Are you familiar with the fluoridation issue?
As a Member of City Council, I prepared and participated in the April 2011 debate at City Council. I have continued to follow the issue, in other Canadian municipalities. Earlier this year, I met with the Fluoride Free Lethbridge group and we shared our respective ideas and opinions on the matter, in a very respectful conversation. I am very comfortable in my understanding of the fluoridation issue.
Did you know that the hydrofluorosilicic acid (fluoride) added to Lethbridge City water is not naturally occurring fluoride?
This is also known as hexafluorosilicic acid, which is an inorganic compound - (H3O)2SiF6. It is important to note that our "Waterworks Approval" from Alberta Environment requires a Fluoride concentration in the treated drinking water of between 0.7mg/L and 0.9mg/L. As a side note, our water is also treated with other "not naturally occurring" agents, such as hypochlorous acid - HOCl.
The Canadian Environmental Protection Act, the US Environmental Protection Agency, and Transport Canada classify hydrofluorosilicic acid (HFSA) as a Class 8 Corrosive dangerous good and a Class 1 Hazardous Waste because it is “persistent,” “bio-accumulative,” and “toxic.” The City of Lethbridge spends $85,000 on HFSA, but $84,000 worth is never consumed and never makes contact with anyone’s teeth. Instead, it is used for doing laundry, watering lawns, washing cars, bathing, etc. and flows through our sewer and drainage systems eventually poisoning our environment.
a) Is this practice environmentally responsible?
The 0.7mg/L to 0.9mg/L fluoridation limit required by Alberta Environment is such a diluted rate in 1 litre of water that it would have virtually no impact.
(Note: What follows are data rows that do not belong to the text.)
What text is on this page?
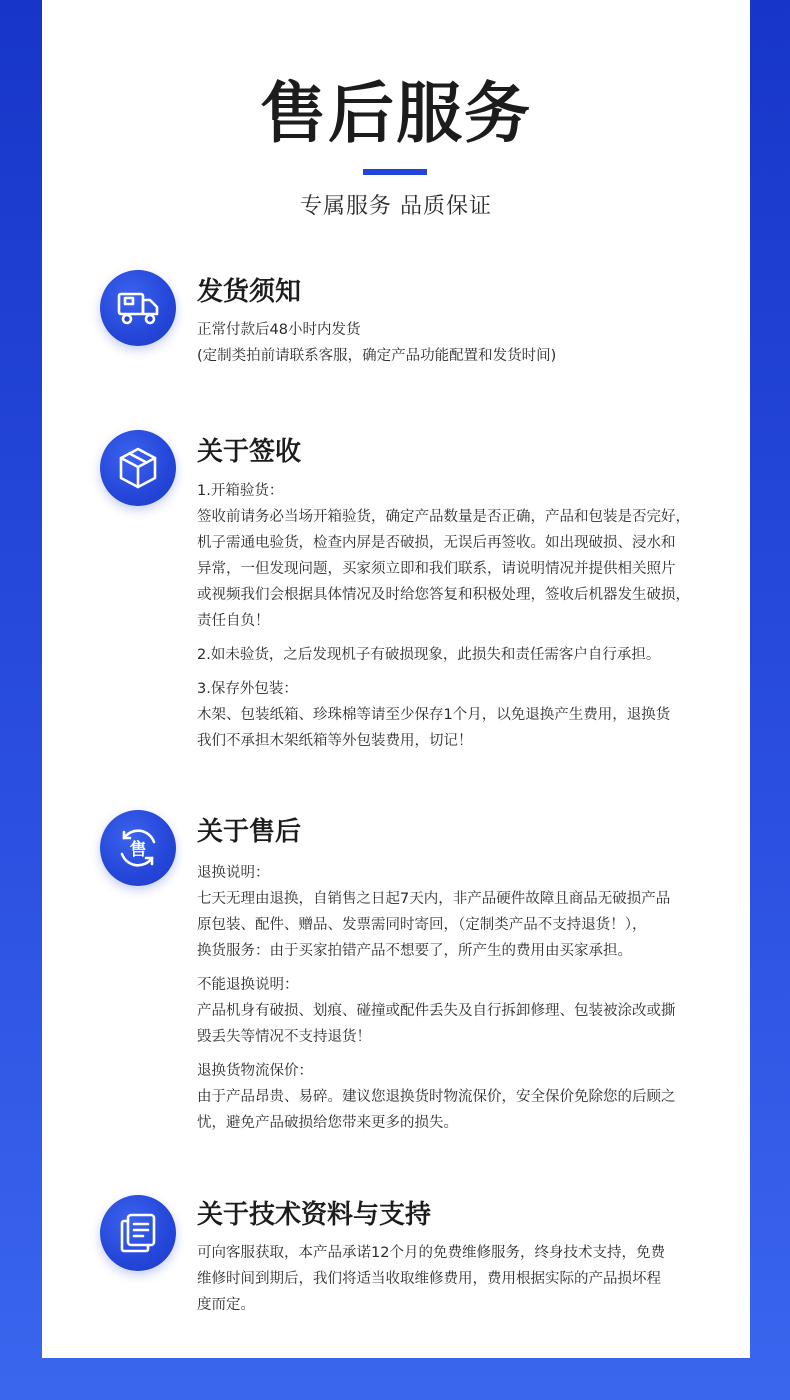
售后服务
专属服务 品质保证
发货须知

正常付款后48小时内发货

(定制类拍前请联系客服，确定产品功能配置和发货时间)

关于签收

1.开箱验货：

签收前请务必当场开箱验货，确定产品数量是否正确，产品和包装是否完好，

机子需通电验货，检查内屏是否破损，无误后再签收。如出现破损、浸水和

异常，一但发现问题，买家须立即和我们联系，请说明情况并提供相关照片

或视频我们会根据具体情况及时给您答复和积极处理，签收后机器发生破损，

责任自负！

2.如未验货，之后发现机子有破损现象，此损失和责任需客户自行承担。

3.保存外包装：

木架、包装纸箱、珍珠棉等请至少保存1个月，以免退换产生费用，退换货

我们不承担木架纸箱等外包装费用，切记！

售
关于售后

退换说明：

七天无理由退换，自销售之日起7天内，非产品硬件故障且商品无破损产品

原包装、配件、赠品、发票需同时寄回，（定制类产品不支持退货！），

换货服务：由于买家拍错产品不想要了，所产生的费用由买家承担。

不能退换说明：

产品机身有破损、划痕、碰撞或配件丢失及自行拆卸修理、包装被涂改或撕

毁丢失等情况不支持退货！

退换货物流保价：

由于产品昂贵、易碎。建议您退换货时物流保价，安全保价免除您的后顾之

忧，避免产品破损给您带来更多的损失。

关于技术资料与支持

可向客服获取，本产品承诺12个月的免费维修服务，终身技术支持，免费

维修时间到期后，我们将适当收取维修费用，费用根据实际的产品损坏程

度而定。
The CEPA and Transport Canada information you cite regards the handling of fluoride in a concentrated quantity - any amount - and the transport of fluoride over road or rail, such as the 83,000 litres in an average rail tanker. Additionally, waste water (down the drain) is also treated before being discharged into the Oldman River. It is more environmentally friendly to xeroscape your lawn (reducing water use) and water your garden from rain barrels.
b) Is this practice a cost effective or efficient way to deliver a topical tooth treatment?
While I am curious as to what data you are citing in your "The City of Lethbridge spends $85,000 on HFSA, but $84,000 worth is never consumed and never makes contact with anyone’s teeth" statement, current research reviewed and supported by Alberta Health Services indicates the effectiveness and efficiency of this delivery. There are also apparent benefits to bone growth and density.
Alberta Health Services (AHS) has no authority to administer a drug, supplement or food without an individual’s informed consent. Are you aware, therefore, that AHS, by recommending water fluoridation, is imposing on council members to do precisely what AHS itself is prohibited by law to do?
... and Alberta Environment - the regulation agency for water fluoridation - has the legislative authority to ban the use of fluoride province wide. We ought to have a consistent provincial standard: either we all fluoridate water or none of us do.
Do you agree that Lethbridge water fluoridation needs to be discontinued?
Current research reviewed and supported by Alberta Health Services indicates the effectiveness and efficiency of this delivery. There are also benefits to bone growth and density.
Would you like more information about fluoridation?
Thank you for the offer. I currently receive regular updates from Fluoride Free Lethbridge (via email with links and data), the Canadian Dental Association, Oral Health Journal, Alberta Environment, Alberta Health Services and the City of Lethbridge Water Treatment Plant (the annual regulatory compliance and safety statement report). Thank you for the survey and for participating in this election.